Untukmu, yang Tak Pernah Tahu
Untukmu, yang Tak Pernah Tahu
Setelah pertemuan itu, semuanya berubah.
Angin yang sebelumnya berhembus kencang mulai mereda. Senja yang biasanya menjadi lukisan indah di langit, perlahan menghilang. Seolah alam ingin berbisik, bahwa aku—barangkali—tak pantas.
Ada ruang sunyi di antara kita. Sebuah jarak yang tak bisa dijembatani oleh kata-kata. Setiap huruf yang sempat aku tata untukmu, gugur sebelum sempat menjadi suara.

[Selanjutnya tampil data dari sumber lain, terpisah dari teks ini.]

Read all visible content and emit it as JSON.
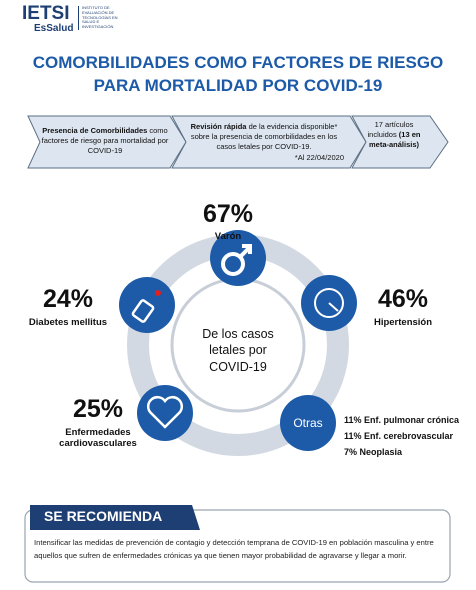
{
  "header": {
    "logo": "IETSI",
    "logo_sub": "EsSalud",
    "institute": "INSTITUTO DE EVALUACIÓN DE TECNOLOGÍAS EN SALUD E INVESTIGACIÓN"
  },
  "title": "COMORBILIDADES COMO FACTORES DE RIESGO PARA MORTALIDAD POR COVID-19",
  "steps": [
    {
      "bold": "Presencia de Comorbilidades",
      "text": "como factores de riesgo para mortalidad por COVID-19"
    },
    {
      "bold": "Revisión rápida",
      "text": "de la evidencia disponible* sobre la presencia de comorbilidades en los casos letales por COVID-19.",
      "note": "*Al 22/04/2020"
    },
    {
      "text": "17 artículos incluidos",
      "bold": "(13 en meta-análisis)"
    }
  ],
  "center": "De los casos letales por COVID-19",
  "items": [
    {
      "percent": "67%",
      "label": "Varón"
    },
    {
      "percent": "46%",
      "label": "Hipertensión"
    },
    {
      "percent": "24%",
      "label": "Diabetes mellitus"
    },
    {
      "percent": "25%",
      "label": "Enfermedades cardiovasculares"
    }
  ],
  "others": {
    "label": "Otras",
    "list": [
      "11% Enf. pulmonar crónica",
      "11% Enf. cerebrovascular",
      "7% Neoplasia"
    ]
  },
  "recommendation": {
    "title": "SE RECOMIENDA",
    "text": "Intensificar las medidas de prevención de contagio y detección temprana de COVID-19 en población masculina y entre aquellos que sufren de enfermedades crónicas ya que tienen mayor probabilidad de agravarse y llegar a morir."
  }
}
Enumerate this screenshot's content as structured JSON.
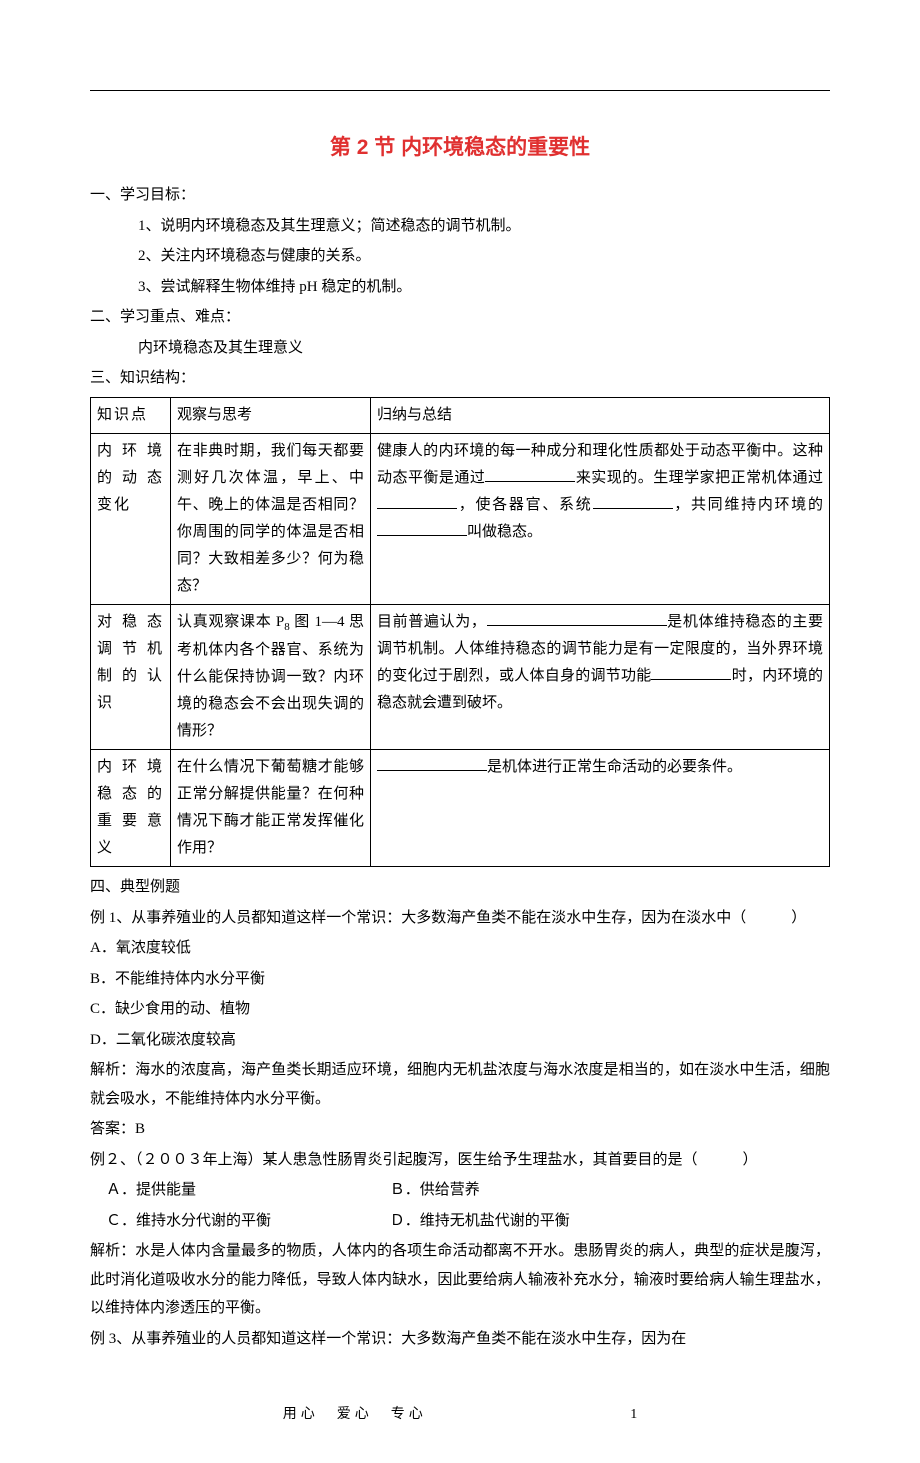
{
  "title": "第 2 节  内环境稳态的重要性",
  "sec1": {
    "head": "一、学习目标：",
    "items": [
      "1、说明内环境稳态及其生理意义；简述稳态的调节机制。",
      "2、关注内环境稳态与健康的关系。",
      "3、尝试解释生物体维持 pH 稳定的机制。"
    ]
  },
  "sec2": {
    "head": "二、学习重点、难点：",
    "text": "内环境稳态及其生理意义"
  },
  "sec3": {
    "head": "三、知识结构：",
    "table": {
      "header": [
        "知识点",
        "观察与思考",
        "归纳与总结"
      ],
      "rows": [
        {
          "k": "内环境的动态变化",
          "o": "在非典时期，我们每天都要测好几次体温，早上、中午、晚上的体温是否相同？你周围的同学的体温是否相同？大致相差多少？何为稳态？",
          "s_parts": [
            "健康人的内环境的每一种成分和理化性质都处于动态平衡中。这种动态平衡是通过",
            "来实现的。生理学家把正常机体通过",
            "，使各器官、系统",
            "，共同维持内环境的",
            "叫做稳态。"
          ],
          "blanks": [
            90,
            80,
            80,
            90
          ]
        },
        {
          "k": "对稳态调节机制的认识",
          "o_html": "认真观察课本 P|8| 图 1—4 思考机体内各个器官、系统为什么能保持协调一致？内环境的稳态会不会出现失调的情形？",
          "s_parts": [
            "目前普遍认为，",
            "是机体维持稳态的主要调节机制。人体维持稳态的调节能力是有一定限度的，当外界环境的变化过于剧烈，或人体自身的调节功能",
            "时，内环境的稳态就会遭到破坏。"
          ],
          "blanks": [
            180,
            80
          ]
        },
        {
          "k": "内环境稳态的重要意义",
          "o": "在什么情况下葡萄糖才能够正常分解提供能量？在何种情况下酶才能正常发挥催化作用？",
          "s_parts": [
            "",
            "是机体进行正常生命活动的必要条件。"
          ],
          "blanks": [
            110
          ]
        }
      ]
    }
  },
  "sec4": {
    "head": "四、典型例题",
    "ex1": {
      "stem": "例 1、从事养殖业的人员都知道这样一个常识：大多数海产鱼类不能在淡水中生存，因为在淡水中（　　　）",
      "opts": [
        "A．氧浓度较低",
        "B．不能维持体内水分平衡",
        "C．缺少食用的动、植物",
        "D．二氧化碳浓度较高"
      ],
      "ana": "解析：海水的浓度高，海产鱼类长期适应环境，细胞内无机盐浓度与海水浓度是相当的，如在淡水中生活，细胞就会吸水，不能维持体内水分平衡。",
      "ans": "答案：B"
    },
    "ex2": {
      "stem": "例２、（２００３年上海）某人患急性肠胃炎引起腹泻，医生给予生理盐水，其首要目的是（　　　）",
      "optA": "Ａ．提供能量",
      "optB": "Ｂ．供给营养",
      "optC": "Ｃ．维持水分代谢的平衡",
      "optD": "Ｄ．维持无机盐代谢的平衡",
      "ana": "解析：水是人体内含量最多的物质，人体内的各项生命活动都离不开水。患肠胃炎的病人，典型的症状是腹泻，此时消化道吸收水分的能力降低，导致人体内缺水，因此要给病人输液补充水分，输液时要给病人输生理盐水，以维持体内渗透压的平衡。"
    },
    "ex3": {
      "stem": "例 3、从事养殖业的人员都知道这样一个常识：大多数海产鱼类不能在淡水中生存，因为在"
    }
  },
  "footer": {
    "motto": "用心　爱心　专心",
    "pageno": "1"
  }
}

Aku tak tahu mengapa aku mencintaimu dengan begitu hebatnya. Cinta ini hadir dalam frekuensi yang tak terucap. Bukan karena takut. Bukan pula karena tak ingin. Tapi karena aku tahu, cinta yang lahir dari keheningan seringkali lebih kuat dari sekadar pengakuan. Ia bertahan bahkan ketika harapan enggan berpihak.
Aku memilih diam, bukan karena tak peduli. Tapi karena aku ingin menjadi bayang-bayang—selalu ada, namun tak pernah mengganggu cahayamu.
Kau mungkin tak pernah tahu, bahwa namamu selalu kusebut dalam doaku. Kepada Pemilikmu dan Pemilikku, aku sampaikan permohonan—dalam hening, dalam cinta yang tak meminta balasan.
Aku tidak pernah benar-benar jauh. Hanya saja, aku belajar untuk tidak terlalu berharap. Aku adalah puisi yang tak pernah dibaca—ditulis dengan tangan gemetar oleh hati yang tak ingin menyakiti, bahkan dirinya sendiri.
Cintaku tak meminta apa-apa. Ia hanya ingin hadir. Diam-diam, melalui tulisan. Dengan pena sebagai teman, kutulis kata demi kata yang tak mampu terucap oleh lisan.
Dan jika suatu saat nanti hidup mempertemukan kita kembali—bukan sebagai aku dan kamu, melainkan sebagai dua titik yang pernah saling mendekat lalu menjauh—kuharap semesta tahu:
Bahwa aku pernah mencintaimu.
Dalam diam, yang begitu dalam, hingga dunia pun tak bisa menyentuhnya.
AW – 20 Desember 2024
.png)
Posting Komentar untuk "Untukmu, yang Tak Pernah Tahu"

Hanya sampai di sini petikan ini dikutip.